LİGDE son haftaların iki kaybedenini karşı karşıya getiren maç bir nevi yeni başlangıç noktasıydı taraflar açısından.
Sezonun kalan kısmı için bir hareket noktası olabilecek, kaldıraç etkisi yaratabilecek türden bir maç
Mustafa Denizli elindeki “Rubik Küpü” benzeri bir oyunu andıran Galatasaray’ı yeniden toparlamak için epeyce uğraşmak durumunda.
İlk yarıda hantal, oyun planı çözülmüş ama herşeyden öte takımdaşlık ruhunu kaybetmiş Galatasaray’ı izledik.
Savunma sistemi bocalayan, hücumda yaratıcı hamle üretmekte zorlanan ola ki üretti (bakınız 8’inci dakika) eli ayağı dolaşan bir takım.
Buna karşılık Bursaspor’un özgüven kazanması ve rakibini kıstırması kaçınılmazdı.

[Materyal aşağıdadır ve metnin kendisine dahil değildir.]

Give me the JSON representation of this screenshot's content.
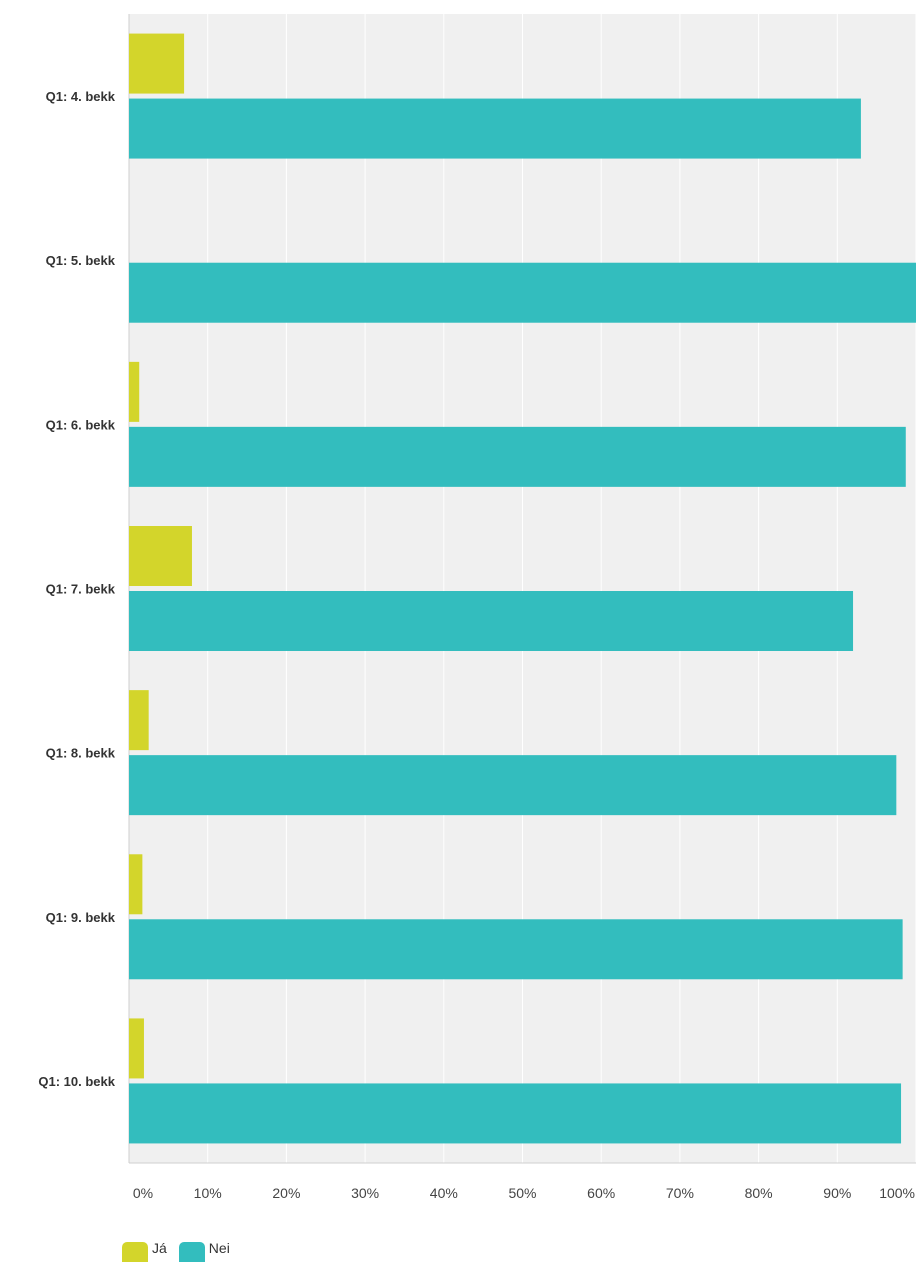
{
  "chart_data": {
    "type": "bar",
    "orientation": "horizontal",
    "categories": [
      "Q1: 4. bekk",
      "Q1: 5. bekk",
      "Q1: 6. bekk",
      "Q1: 7. bekk",
      "Q1: 8. bekk",
      "Q1: 9. bekk",
      "Q1: 10. bekk"
    ],
    "series": [
      {
        "name": "Já",
        "color": "#d3d52b",
        "values": [
          7,
          0,
          1.3,
          8,
          2.5,
          1.7,
          1.9
        ]
      },
      {
        "name": "Nei",
        "color": "#33bdbe",
        "values": [
          93,
          100,
          98.7,
          92,
          97.5,
          98.3,
          98.1
        ]
      }
    ],
    "x_ticks": [
      "0%",
      "10%",
      "20%",
      "30%",
      "40%",
      "50%",
      "60%",
      "70%",
      "80%",
      "90%",
      "100%"
    ],
    "xlim": [
      0,
      100
    ],
    "grid": true,
    "legend_position": "bottom-left"
  }
}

Galatasaray’ın ilk 45 dakikayı gol yemeden tamamlamış olması kendi içinde bir mucizedir ama bu mucizede Muslera’nın ve elbette Bursaspor’un bitirici özelliğinin bulunmamasının etkisi büyüktür.
Galatasaray maçın ikinci yarısında bütün dağınıklığına rağmen maçtan kopmayarak ve yıpratıcı olmasa da baskısını sürdürerek yoluna devam etti ki; en büyük doğrusu da buydu.